General Motors Co. workers called their first strike in 12 years, halting work at dozens of facilities across the US in a clash over jobs, pay and benefits.
The United Auto Workers called the strike effective at midnight Sunday, hours after the expiration of a four-year labor agreement. The strike comes after GM offered pay raises and bonus money, new products in eight US plants, $7 billion in investment and 5,400 new jobs. The union said GM is still not giving them enough.
“Going into bargaining season, our members have been very clear about what they will and will not accept from this contract,” UAW Vice President Terry Dittes said at a press conference. “We are standing up for wages, affordable health care and our share of the profits. We are standing up for job security for our members.”
The union is seeking pay raises for entry-level workers, who currently start at less than $20 an hour, and get them to the peak wage of almost $30 an hour in three or four years instead of the current grow-in period of eight years. Among other demands by UAW leaders is for GM to invest in US plants and possibly build new vehicles in some of the four plants that currently have no future models to build.
The backdrop to the negotiations has been marked by unprecedented chaos, with a federal corruption probe implicating the union’s president, Gary Jones, in a conspiracy to embezzle member dues and spend it on lengthy stays at luxury villas, golf equipment and cigars.
GM, meanwhile, has been under attack by President Donald Trump for scaling back its US workforce and idling plants in the key electoral battleground states of Michigan and Ohio.
Possible Precedent
Any deal the UAW reaches with GM will set a precedent for the jobs, wages, benefits that the union demands from Ford Motor Co. and Fiat Chrysler Automobiles NV. The union hasn’t said which carmaker it will target next for bargaining over a new contract.
GM angered the UAW and Trump by shutting down its Chevrolet Cruze compact car plant in Lordstown, Ohio, and scheduling the end of production at another factory in Hamtramck, near Detroit, for January.
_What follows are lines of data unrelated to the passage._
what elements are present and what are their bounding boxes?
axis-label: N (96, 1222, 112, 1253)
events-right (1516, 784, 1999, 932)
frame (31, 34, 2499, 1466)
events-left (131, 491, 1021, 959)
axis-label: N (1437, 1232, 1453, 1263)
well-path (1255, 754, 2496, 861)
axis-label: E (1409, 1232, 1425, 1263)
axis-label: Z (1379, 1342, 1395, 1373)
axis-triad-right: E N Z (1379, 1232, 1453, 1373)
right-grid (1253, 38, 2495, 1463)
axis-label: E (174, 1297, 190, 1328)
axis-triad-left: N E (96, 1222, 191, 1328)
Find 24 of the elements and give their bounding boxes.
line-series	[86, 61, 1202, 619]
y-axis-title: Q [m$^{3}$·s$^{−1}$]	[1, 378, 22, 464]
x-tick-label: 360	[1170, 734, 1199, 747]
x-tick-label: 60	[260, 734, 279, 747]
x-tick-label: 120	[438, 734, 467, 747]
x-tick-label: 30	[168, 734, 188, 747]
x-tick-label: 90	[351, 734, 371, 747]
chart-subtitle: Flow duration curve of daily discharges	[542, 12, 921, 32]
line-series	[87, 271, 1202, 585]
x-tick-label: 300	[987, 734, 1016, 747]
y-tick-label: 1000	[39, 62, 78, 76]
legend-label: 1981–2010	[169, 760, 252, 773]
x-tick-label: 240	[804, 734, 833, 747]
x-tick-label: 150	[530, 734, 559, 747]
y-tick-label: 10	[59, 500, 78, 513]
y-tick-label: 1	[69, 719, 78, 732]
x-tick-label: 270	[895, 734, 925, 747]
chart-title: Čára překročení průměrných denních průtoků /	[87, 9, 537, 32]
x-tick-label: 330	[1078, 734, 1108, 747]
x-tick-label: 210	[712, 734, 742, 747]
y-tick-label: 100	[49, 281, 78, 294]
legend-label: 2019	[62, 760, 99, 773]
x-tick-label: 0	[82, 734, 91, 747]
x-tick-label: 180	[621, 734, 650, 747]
Two transmission plants, one in a Detroit suburb and another near Baltimore, have stopped operating.
Trump has weighed in by publicly calling for GM Chief Executive Officer Mary Barra to open the Lordstown plant or sell it. After praising Barra in May for trying to sell the facility to the financially troubled electric-truck maker Workhorse Group Inc., he resumed his attacks last month, then hosted the CEO at the White House on Sept. 5.
Federal agents arrested Vance Pearson, Jones’s successor as the head of the UAW’s largest region and a member of the union’s international executive board, on Sept. 12 and charged him with conspiracy and money laundering.
While Jones wasn’t named and hasn’t been charged, his home was raided late last month, and the government’s complaint mentions the search of a current UAW officer’s residence that turned up items similar to those Pearson is accused of buying with members’ dues.
Jones’s lawyer hasn’t responded to requests for comment.